Jordan: What about Helm versus Kustomize?

Alex: Helm for third-party applications, complex parameterization, and distributing packages across teams. Kustomize for in-house applications, simple environment variations, and post-rendering Helm charts when you need to tweak third-party packages.

Jordan: Must-haves for success? What are the non-negotiables?

Alex: Four things. External Secrets Operator—never put secrets in Git. Preview environments—PR-based ephemeral environments are table stakes. Policy as code—Kyverno or OPA to enforce compliance automatically. Progressive delivery—canary deployments to reduce change failure rate.

Jordan: Let's talk migration. Team's been doing manual kubectl for years. How do they get from here to GitOps without breaking production?

Alex: Four-week phased rollout. Week one—install ArgoCD or Flux, create Application definitions, but keep sync on manual mode. Let it adopt your existing resources without recreating them. You're just adding ArgoCD's annotations, not changing anything. Week two—enable auto-sync for non-production environments. Test that it works as expected.

Jordan: So you're building confidence gradually.
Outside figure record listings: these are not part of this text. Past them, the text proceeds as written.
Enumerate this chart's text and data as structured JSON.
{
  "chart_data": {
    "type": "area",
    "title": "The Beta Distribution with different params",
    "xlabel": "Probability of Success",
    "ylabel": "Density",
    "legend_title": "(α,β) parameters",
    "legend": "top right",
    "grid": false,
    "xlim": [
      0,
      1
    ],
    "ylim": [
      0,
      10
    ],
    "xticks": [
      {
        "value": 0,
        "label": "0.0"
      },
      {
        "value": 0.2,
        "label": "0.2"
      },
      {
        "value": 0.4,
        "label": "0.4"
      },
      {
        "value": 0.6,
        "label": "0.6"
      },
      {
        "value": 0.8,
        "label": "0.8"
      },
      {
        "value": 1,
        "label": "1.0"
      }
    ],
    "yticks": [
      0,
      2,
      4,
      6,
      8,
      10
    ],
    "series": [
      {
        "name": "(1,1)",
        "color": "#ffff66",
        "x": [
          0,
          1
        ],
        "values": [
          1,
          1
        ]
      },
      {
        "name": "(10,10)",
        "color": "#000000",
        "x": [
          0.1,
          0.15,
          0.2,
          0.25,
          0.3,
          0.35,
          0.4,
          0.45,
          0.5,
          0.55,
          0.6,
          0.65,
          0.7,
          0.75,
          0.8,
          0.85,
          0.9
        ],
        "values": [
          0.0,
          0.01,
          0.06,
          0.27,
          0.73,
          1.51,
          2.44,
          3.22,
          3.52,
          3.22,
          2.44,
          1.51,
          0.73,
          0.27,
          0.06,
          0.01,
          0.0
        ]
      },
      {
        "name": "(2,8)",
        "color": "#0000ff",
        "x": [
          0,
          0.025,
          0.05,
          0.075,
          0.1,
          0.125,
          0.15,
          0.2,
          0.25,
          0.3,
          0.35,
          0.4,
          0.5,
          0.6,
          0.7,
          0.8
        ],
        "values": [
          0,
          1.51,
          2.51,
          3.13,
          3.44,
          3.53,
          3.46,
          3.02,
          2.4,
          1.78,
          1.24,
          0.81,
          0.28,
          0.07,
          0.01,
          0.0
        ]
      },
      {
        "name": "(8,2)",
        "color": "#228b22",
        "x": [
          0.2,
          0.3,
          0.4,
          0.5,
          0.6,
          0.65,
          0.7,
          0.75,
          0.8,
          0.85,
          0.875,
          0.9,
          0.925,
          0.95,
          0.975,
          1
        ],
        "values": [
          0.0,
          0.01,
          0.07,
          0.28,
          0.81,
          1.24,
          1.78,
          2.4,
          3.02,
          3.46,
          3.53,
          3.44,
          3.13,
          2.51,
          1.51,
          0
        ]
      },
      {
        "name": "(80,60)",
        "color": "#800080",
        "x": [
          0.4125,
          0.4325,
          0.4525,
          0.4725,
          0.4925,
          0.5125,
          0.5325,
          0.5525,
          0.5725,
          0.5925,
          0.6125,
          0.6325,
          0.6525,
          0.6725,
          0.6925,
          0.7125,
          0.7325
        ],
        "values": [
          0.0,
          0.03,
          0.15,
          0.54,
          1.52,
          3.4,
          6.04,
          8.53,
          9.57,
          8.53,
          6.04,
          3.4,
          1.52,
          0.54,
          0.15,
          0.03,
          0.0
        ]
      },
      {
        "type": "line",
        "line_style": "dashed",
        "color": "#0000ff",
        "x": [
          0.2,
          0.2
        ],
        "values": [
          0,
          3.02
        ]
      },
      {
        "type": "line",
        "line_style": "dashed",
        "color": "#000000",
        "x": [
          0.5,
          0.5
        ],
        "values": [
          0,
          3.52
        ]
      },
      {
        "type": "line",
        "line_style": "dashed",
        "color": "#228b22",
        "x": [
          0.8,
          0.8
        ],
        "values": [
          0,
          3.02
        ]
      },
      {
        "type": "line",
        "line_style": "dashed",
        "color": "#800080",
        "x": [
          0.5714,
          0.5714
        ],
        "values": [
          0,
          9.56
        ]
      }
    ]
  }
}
Alex: Exactly. Week three—enable auto-sync plus pruning. Now ArgoCD or Flux will delete resources that aren't in Git. This is where you discover if you had any manual resources you forgot about. Week four—enable self-healing. If someone manually changes something in the cluster, it automatically reverts to what's in Git.

Jordan: That's a big cultural shift. Some teams won't be ready for that.

Alex: You're right. And that's why you start with manual sync. You can't force GitOps practices on a team that's not ready. But here's the thing—once they see the value, the audit trail, the easy rollbacks, they usually come around.

Jordan: Quick wins someone could implement Monday morning?

Alex: Three things. One—enable preview environments for one team. Pick your most forward-thinking team, set up ArgoCD ApplicationSet or Flux ResourceSet for their repo, let them experience PR-based environments. Two—install External Secrets Operator and migrate one application's secrets out of Git. Prove the pattern works. Three—add one simple Kyverno policy. Require the team label on all deployments. Start enforcing policy as code.

Jordan: And reality check—what's the limitation here?

Alex: GitOps only restores Kubernetes objects. If you have stateful applications—databases, message queues—GitOps doesn't back up your data. You need Velero or native database backups for that. Git revert gets you back to a known-good configuration, but it doesn't restore the data inside your database.

Jordan: That's critical. I've seen teams assume GitOps is their backup strategy and get burned.

Alex: Yeah, that's a hard lesson. GitOps is your configuration source of truth, not your data backup.

Jordan: So coming back to our opening paradox. Seventy-seven percent adoption, but teams are still struggling. What's the core insight?

Alex: Tools are solved. ArgoCD, Flux, Helm, Kustomize—they're all production-grade, widely adopted, going to be around for years. The differentiator is workflow design. Do you have golden paths? Preview environments? Policy as code? Are your developers self-service, or are they still filing tickets to the platform team?

Jordan: And the false choices—ArgoCD versus Flux, Helm versus Kustomize—they're distractions from the real work of designing effective workflows.

Alex: Exactly. Use the tools that fit your ecosystem and team preferences. Then focus on building workflows that enable velocity. Because Qonto's ten-x improvement didn't come from picking the right tool. It came from designing the right workflow around the tools they had.

Jordan: GitOps isn't about the technology. It's about the process. And process design is harder than tool selection, which is why most teams get stuck.

Alex: That's it. Start with the workflow you want developers to experience—PR, preview environment, review, merge, auto-deploy. Then pick the tools that enable that workflow. Not the other way around.